The company’s AI-enhanced forecasts have proven themselves to be quite accurate so far. AI weather models have also been able to make predictions faster and more efficiently than conventional physics-based models. Until now, Google’s work in this area has been mostly experimental. Now, it’s making those predictions a selling point for Google products and services.
“We’re taking it out of the lab and really putting it into the hands of users”
“We’re taking it out of the lab and really putting it into the hands of users in more ways than we have before and sort of shedding off the experimental kind of designation because we have confidence that our forecasts are really quite effective and quite useful,” Peter Battaglia, senior director of research and sustainability at Google DeepMind, said in a briefing with reporters.
The new AI model, WeatherNext 2, can generate forecasts eight times faster than Google’s previous model, and is also more accurate in predicting 99.9 percent of variables like temperature or wind. WeatherNext 2 can pump out hundreds of potential outcomes from a particular starting point. It takes less than a minute using one of Google’s TPU chips to make a prediction, which the company says would typically take several hours to accomplish using physics-based models on a supercomputer.
Those conventional models are computationally intensive because they’re essentially attempting to recreate the complicated physics of the atmosphere to produce forecasts.
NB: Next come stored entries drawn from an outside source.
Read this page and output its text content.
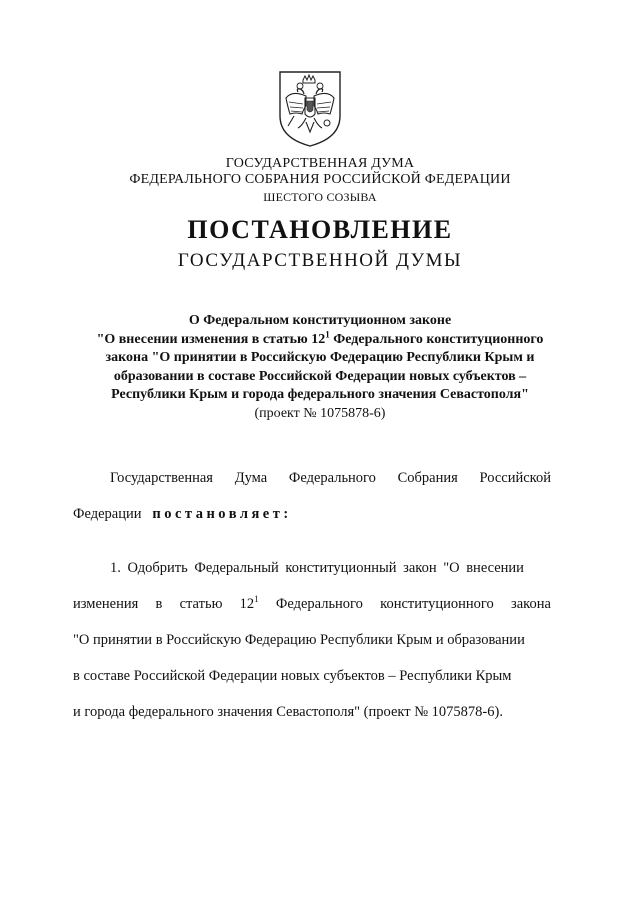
ГОСУДАРСТВЕННАЯ ДУМА
ФЕДЕРАЛЬНОГО СОБРАНИЯ РОССИЙСКОЙ ФЕДЕРАЦИИ
ШЕСТОГО СОЗЫВА
ПОСТАНОВЛЕНИЕ
ГОСУДАРСТВЕННОЙ ДУМЫ
О Федеральном конституционном законе
"О внесении изменения в статью $12^1$ Федерального конституционного
закона "О принятии в Российскую Федерацию Республики Крым и
образовании в составе Российской Федерации новых субъектов –
Республики Крым и города федерального значения Севастополя"
(проект № 1075878-6)
Государственная Дума Федерального Собрания Российской
Федерации постановляет:
1. Одобрить Федеральный конституционный закон "О внесении
изменения в статью $12^1$ Федерального конституционного закона
"О принятии в Российскую Федерацию Республики Крым и образовании
в составе Российской Федерации новых субъектов – Республики Крым
и города федерального значения Севастополя" (проект № 1075878-6).
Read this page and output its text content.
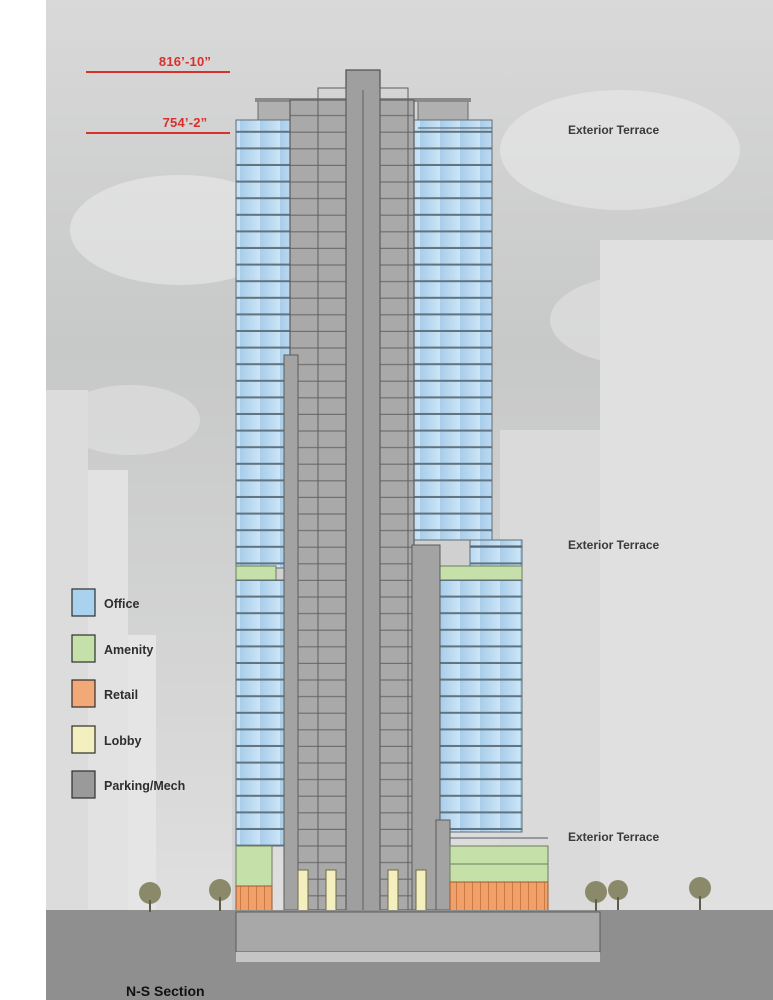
816’-10”
754’-2”	Exterior Terrace
Exterior Terrace
Exterior Terrace
Office
Amenity
Retail
Lobby
Parking/Mech
N-S Section
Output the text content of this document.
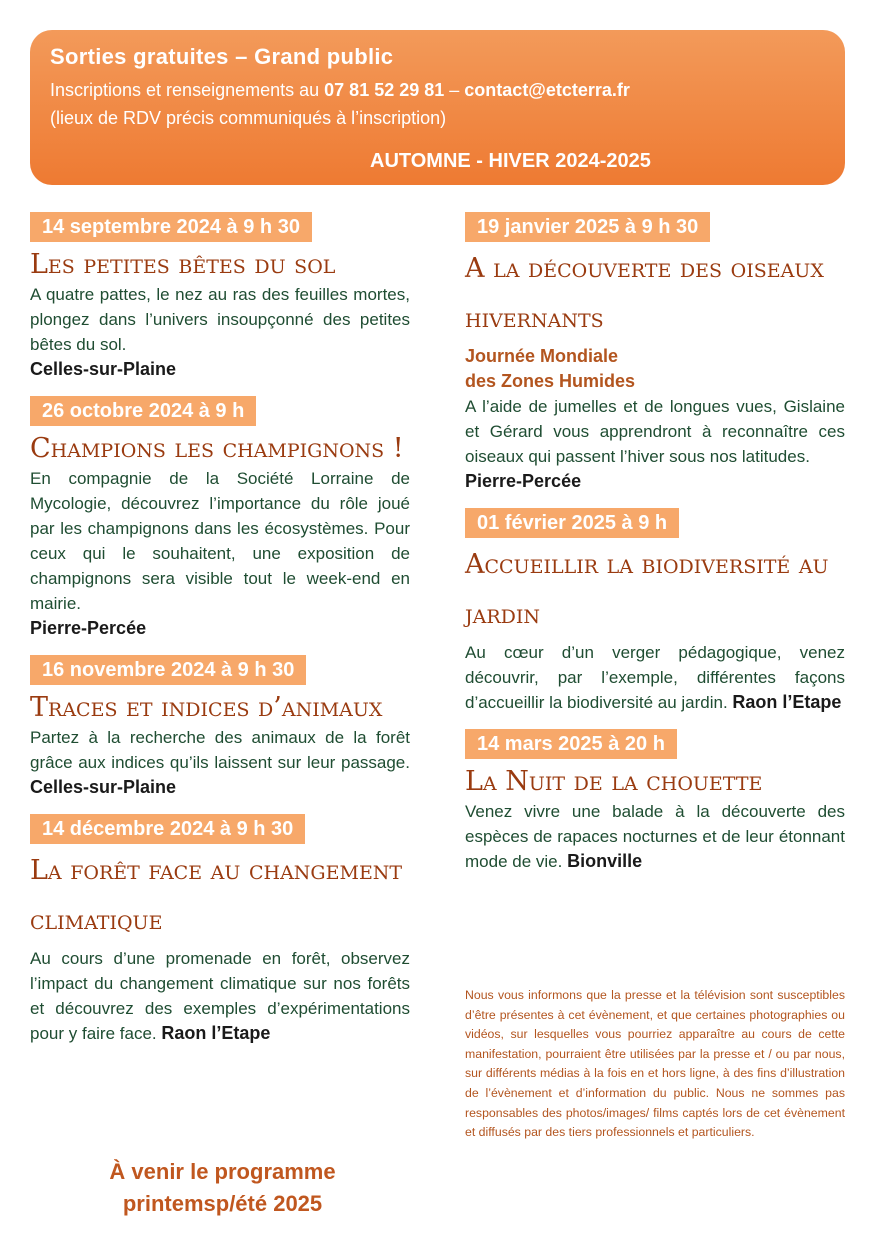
Sorties gratuites – Grand public
Inscriptions et renseignements au 07 81 52 29 81 – contact@etcterra.fr
(lieux de RDV précis communiqués à l’inscription)
AUTOMNE - HIVER 2024-2025
14 septembre 2024 à 9 h 30
Les petites bêtes du sol
A quatre pattes, le nez au ras des feuilles mortes, plongez dans l’univers insoupçonné des petites bêtes du sol.
Celles-sur-Plaine
26 octobre 2024 à 9 h
Champions les champignons !
En compagnie de la Société Lorraine de Mycologie, découvrez l’importance du rôle joué par les champignons dans les écosystèmes. Pour ceux qui le souhaitent, une exposition de champignons sera visible tout le week-end en mairie.
Pierre-Percée
16 novembre 2024 à 9 h 30
Traces et indices d’animaux
Partez à la recherche des animaux de la forêt grâce aux indices qu’ils laissent sur leur passage. Celles-sur-Plaine
14 décembre 2024 à 9 h 30
La forêt face au changement climatique
Au cours d’une promenade en forêt, observez l’impact du changement climatique sur nos forêts et découvrez des exemples d’expérimentations pour y faire face. Raon l’Etape
19 janvier 2025 à 9 h 30
A la découverte des oiseaux hivernants
Journée Mondiale
des Zones Humides
A l’aide de jumelles et de longues vues, Gislaine et Gérard vous apprendront à reconnaître ces oiseaux qui passent l’hiver sous nos latitudes.
Pierre-Percée
01 février 2025 à 9 h
Accueillir la biodiversité au jardin
Au cœur d’un verger pédagogique, venez découvrir, par l’exemple, différentes façons d’accueillir la biodiversité au jardin. Raon l’Etape
14 mars 2025 à 20 h
La Nuit de la chouette
Venez vivre une balade à la découverte des espèces de rapaces nocturnes et de leur étonnant mode de vie. Bionville
Nous vous informons que la presse et la télévision sont susceptibles d’être présentes à cet évènement, et que certaines photographies ou vidéos, sur lesquelles vous pourriez apparaître au cours de cette manifestation, pourraient être utilisées par la presse et / ou par nous, sur différents médias à la fois en et hors ligne, à des fins d’illustration de l’évènement et d’information du public. Nous ne sommes pas responsables des photos/images/ films captés lors de cet évènement et diffusés par des tiers professionnels et particuliers.
À venir le programme
printemsp/été 2025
AI models, in contrast, try to discern patterns out of historical weather data in order to predict future outcomes.
Google was able to streamline its process by using a strategy it calls a Functional Generative Network (FGN) in WeatherNext 2. Older AI weather models still required repeated processing to generate one forecast. FGN is more efficient because it incorporates noise — or targeted randomness — into the model each time it’s provided an input so that WeatherNext 2 can generate many different possible outcomes in a single step.
The advancements allow WeatherNext 2 to make predictions up to 15 days in advance and generate hourly forecasts. Google’s banking on that appealing to enterprise customers as well as individual consumers.
“We found that energy, agriculture, transportation, logistics, and customers in many other industries are quite interested in these one-hour steps. It helps them make more precise decisions relating to things that affect their business,” Akib Uddin, a product manager at Google Research, said on the call.
Aside from adding WeatherNext 2 to Maps, Search, Gemini, and Pixel Weather, Google is also offering an early access program for customers interested in custom modeling. The forecast data is also available in Google Earth Engine for geospatial analysis and BigQuery for large-scale data analysis.